Labeling your child by his/her disability, even if you just do it in your mind, changes things. It changes the way you view your child and the power you give the disability. Think about the adjectives you use to describe any people in your life, including yourself – “bright”, “sweet”, “fat”, “old”. Each word evokes an emotion, and if used long enough is who that person becomes…self-fulfilling prophesy.
It also allows the disability to loom large over the person’s whole being – and the family’s whole life. In many cases (our family included) it’s hard for the disability not to permeate the entire being of our existence. But, making a conscious effort to not give the disability labels a powerful position in our language helps.
On the flip side, I don’t think we should be afraid of “calling a spade a spade”. And this, too, is a real problem, especially if the disability is mental, emotional, or neurological. I can still hear my parents whispers about the family in our small rural community whose son had Down’s Syndrome when I was a child. No one ever used the term “Down’s Syndrome” then (it was something more derogatory), but it was almost as if speaking the words outloud that there was a disability would bring bad luck and make it contagious. My parents were not being cruel, rude of judgmental, it was just a “secret” topic and one not discussed in public without hushed tones. But the message was that whatever was happening in that family was “bad”, “shameful” and to be hidden. There are still way too many whispers about mental illness, autism, trauma, developmental delays...the list goes on.

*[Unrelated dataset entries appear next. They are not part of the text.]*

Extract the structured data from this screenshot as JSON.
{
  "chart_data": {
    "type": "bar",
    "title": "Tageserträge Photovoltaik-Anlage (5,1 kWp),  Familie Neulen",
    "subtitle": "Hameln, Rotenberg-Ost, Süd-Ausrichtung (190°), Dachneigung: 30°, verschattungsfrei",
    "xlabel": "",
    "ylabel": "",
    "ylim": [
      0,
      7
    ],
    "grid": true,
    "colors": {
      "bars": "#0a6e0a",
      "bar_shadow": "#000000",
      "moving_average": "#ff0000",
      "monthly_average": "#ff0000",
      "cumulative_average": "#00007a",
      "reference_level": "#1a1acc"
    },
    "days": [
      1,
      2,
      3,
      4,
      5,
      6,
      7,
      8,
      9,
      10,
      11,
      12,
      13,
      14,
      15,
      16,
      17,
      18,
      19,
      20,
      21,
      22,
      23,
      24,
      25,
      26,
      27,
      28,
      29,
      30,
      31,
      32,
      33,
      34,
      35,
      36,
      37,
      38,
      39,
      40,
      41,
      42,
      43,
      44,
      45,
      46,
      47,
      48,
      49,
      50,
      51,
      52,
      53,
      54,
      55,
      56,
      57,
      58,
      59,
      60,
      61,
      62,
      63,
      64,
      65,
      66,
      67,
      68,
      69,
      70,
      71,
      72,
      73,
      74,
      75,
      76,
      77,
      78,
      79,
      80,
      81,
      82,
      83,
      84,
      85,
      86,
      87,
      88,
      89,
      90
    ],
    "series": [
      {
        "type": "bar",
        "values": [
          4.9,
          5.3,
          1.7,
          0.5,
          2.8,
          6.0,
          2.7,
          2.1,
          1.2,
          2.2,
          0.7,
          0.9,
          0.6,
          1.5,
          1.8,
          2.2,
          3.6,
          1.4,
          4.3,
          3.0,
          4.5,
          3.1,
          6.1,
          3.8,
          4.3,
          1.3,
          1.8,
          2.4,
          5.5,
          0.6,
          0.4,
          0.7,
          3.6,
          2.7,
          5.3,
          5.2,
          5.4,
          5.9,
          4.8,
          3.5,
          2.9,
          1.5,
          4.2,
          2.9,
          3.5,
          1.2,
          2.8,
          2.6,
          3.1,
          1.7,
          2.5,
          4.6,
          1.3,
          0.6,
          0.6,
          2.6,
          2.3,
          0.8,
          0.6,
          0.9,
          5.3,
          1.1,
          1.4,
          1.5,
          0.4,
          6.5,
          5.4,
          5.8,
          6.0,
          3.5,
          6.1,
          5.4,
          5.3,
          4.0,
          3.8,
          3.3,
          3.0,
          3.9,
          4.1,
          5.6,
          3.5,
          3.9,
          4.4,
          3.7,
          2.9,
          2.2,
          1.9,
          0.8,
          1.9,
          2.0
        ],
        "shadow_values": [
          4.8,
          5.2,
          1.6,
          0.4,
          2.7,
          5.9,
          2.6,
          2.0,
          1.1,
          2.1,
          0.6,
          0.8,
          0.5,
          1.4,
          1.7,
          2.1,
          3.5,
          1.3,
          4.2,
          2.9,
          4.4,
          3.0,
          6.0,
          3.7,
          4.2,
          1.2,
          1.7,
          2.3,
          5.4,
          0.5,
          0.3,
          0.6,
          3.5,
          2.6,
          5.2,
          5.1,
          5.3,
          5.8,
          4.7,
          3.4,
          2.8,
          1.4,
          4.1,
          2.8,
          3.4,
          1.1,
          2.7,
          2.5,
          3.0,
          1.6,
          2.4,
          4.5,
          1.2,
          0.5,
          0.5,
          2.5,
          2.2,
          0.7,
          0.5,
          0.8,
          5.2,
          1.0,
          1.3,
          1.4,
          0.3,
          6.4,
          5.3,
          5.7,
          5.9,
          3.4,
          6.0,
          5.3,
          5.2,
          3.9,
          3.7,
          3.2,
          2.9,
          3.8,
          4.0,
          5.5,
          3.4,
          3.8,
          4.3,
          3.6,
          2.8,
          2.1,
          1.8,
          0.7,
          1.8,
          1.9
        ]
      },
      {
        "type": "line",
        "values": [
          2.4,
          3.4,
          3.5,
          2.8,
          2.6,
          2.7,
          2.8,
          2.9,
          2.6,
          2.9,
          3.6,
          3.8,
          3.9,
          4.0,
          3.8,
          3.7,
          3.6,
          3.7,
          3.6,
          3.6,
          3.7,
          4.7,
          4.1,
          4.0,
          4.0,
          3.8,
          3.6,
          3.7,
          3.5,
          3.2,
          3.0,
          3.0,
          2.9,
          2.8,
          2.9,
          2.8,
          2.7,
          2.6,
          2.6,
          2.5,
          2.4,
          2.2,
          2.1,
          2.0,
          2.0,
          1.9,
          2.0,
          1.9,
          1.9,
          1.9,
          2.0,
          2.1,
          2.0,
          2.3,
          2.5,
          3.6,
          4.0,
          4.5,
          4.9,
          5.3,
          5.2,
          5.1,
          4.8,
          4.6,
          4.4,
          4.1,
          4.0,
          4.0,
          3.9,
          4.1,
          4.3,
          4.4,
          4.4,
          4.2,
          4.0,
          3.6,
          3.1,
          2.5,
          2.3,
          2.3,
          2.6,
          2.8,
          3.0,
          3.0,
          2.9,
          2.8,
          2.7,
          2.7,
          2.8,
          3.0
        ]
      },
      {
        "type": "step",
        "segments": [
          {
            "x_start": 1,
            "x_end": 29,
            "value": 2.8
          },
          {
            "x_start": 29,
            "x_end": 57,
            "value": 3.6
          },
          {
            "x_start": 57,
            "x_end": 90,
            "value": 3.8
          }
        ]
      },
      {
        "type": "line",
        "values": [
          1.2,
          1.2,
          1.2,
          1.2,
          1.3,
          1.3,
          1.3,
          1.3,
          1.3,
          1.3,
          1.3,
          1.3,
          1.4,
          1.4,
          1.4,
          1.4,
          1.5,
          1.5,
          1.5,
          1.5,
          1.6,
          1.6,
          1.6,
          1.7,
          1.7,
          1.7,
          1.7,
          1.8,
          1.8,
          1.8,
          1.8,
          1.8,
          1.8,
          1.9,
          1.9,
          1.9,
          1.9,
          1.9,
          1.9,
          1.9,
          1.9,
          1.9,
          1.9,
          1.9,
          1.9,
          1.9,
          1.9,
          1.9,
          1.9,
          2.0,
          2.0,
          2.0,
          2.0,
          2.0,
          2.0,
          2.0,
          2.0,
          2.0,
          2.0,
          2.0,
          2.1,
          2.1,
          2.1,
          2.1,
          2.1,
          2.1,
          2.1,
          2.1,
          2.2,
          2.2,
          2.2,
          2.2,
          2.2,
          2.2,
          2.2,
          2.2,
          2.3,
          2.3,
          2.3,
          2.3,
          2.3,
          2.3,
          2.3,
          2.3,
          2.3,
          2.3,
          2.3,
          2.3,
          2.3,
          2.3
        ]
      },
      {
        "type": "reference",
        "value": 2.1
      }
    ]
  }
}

So, as aggravating and burdensome as it is, on top of everything else we’re saddled with as parents of children with disabilities, we have to be the torch bearers -- the spokespeople, if you will, for setting the standards of how the world views people with disabilities. The language we use, the frequency and tone in which we speak of our children and their disabilities all influence others around us. Yes, I know that it’s not fair that we carry this responsibility on top of all others. And many families decide total privacy is a good way to protect their children and themselves from having to become that spokesperson or poster child. But then the whispering starts…and that does little to change the way the world views our precious children and the struggles our families face.